With only a few days to go till WWDC 2025, Apple printed a new AI study that would mark a turning level for the way forward for AI as we transfer nearer to AGI.
Apple created checks that reveal reasoning AI fashions accessible to the general public don’t actually reason. These fashions produce spectacular leads to math issues and different duties as a result of they’ve seen these kinds of checks throughout coaching. They’ve memorized the steps to resolve issues or full numerous duties customers would possibly give to a chatbot.

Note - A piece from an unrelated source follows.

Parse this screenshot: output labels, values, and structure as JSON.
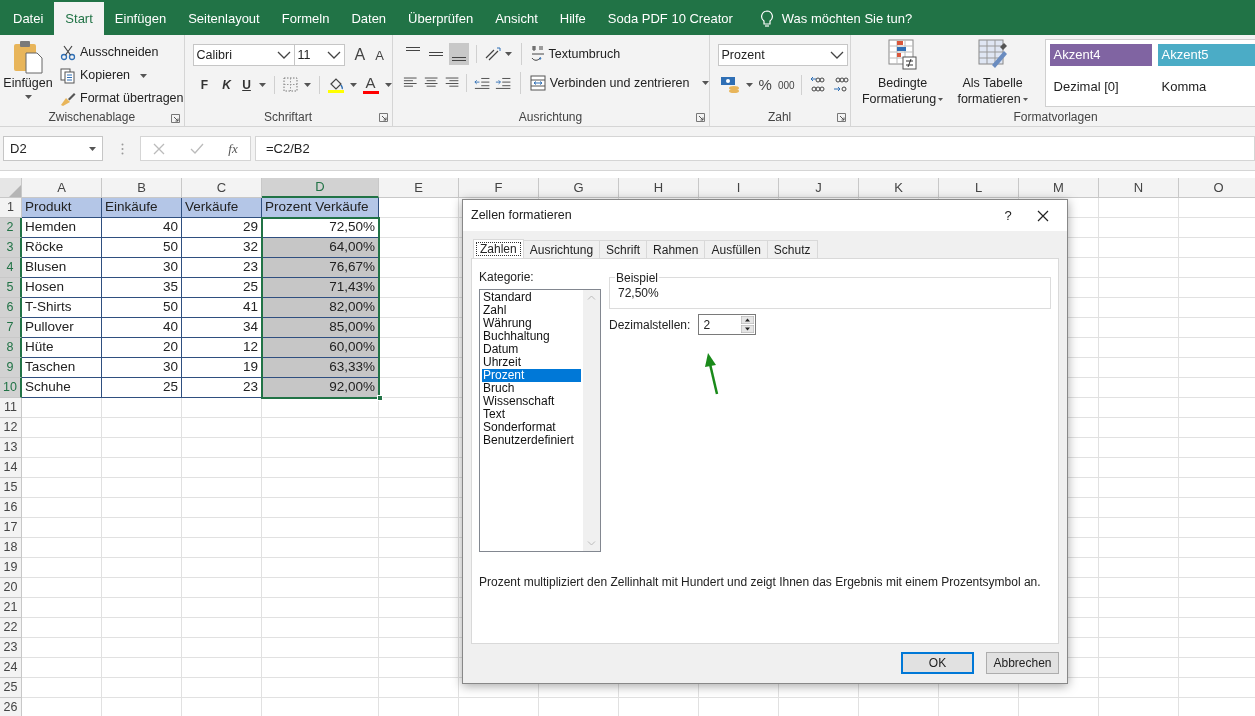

However Apple’s personal checks confirmed that these AI fashions can’t adapt to unfamiliar issues and determine options. Worse, the AI tends to surrender if it fails to resolve a activity. Even when Apple offered the algorithms within the prompts, the chatbots nonetheless couldn’t go the checks.
Apple researchers didn’t use math issues to evaluate whether or not high AI fashions can reason. As a substitute, they turned to puzzles to check numerous fashions’ reasoning talents.
The tests included puzzles like Tower of Hanoi, Checker Leaping, River Crossing, and Blocks World. Apple evaluated each common massive language fashions (LLMs) and huge reasoning fashions (LRMs) utilizing these puzzles, adjusting the problem ranges.
Apple examined LLMs like ChatGPT GPT-4, Claude 3.7 Sonnet, and DeepSeek V3. For LRMs, it examined ChatGPT o1, ChatGPT o3-mini, Gemini, Claude 3.7 Sonnet Pondering, and DeepSeek R1.
The scientists discovered that LLMs carried out higher than reasoning fashions when the problem was simple. LRMs did higher at medium problem. As soon as the duties reached the exhausting stage, all fashions failed to finish them.
Apple noticed that the AI fashions merely gave up on fixing the puzzles at tougher ranges. Accuracy didn’t simply decline steadily, it collapsed outright.

The study means that even the very best reasoning AI fashions don’t actually reason when confronted with unfamiliar puzzles. The thought of “reasoning” on this context is deceptive since these fashions aren’t really pondering.
The Apple researchers added that experiments like theirs might result in additional analysis aimed at growing higher reasoning AI fashions down the highway.
Then once more, many people already suspected that reasoning AI fashions don’t actually assume. AGI, or synthetic common intelligence, can be the sort of AI that may determine issues out by itself when dealing with new challenges.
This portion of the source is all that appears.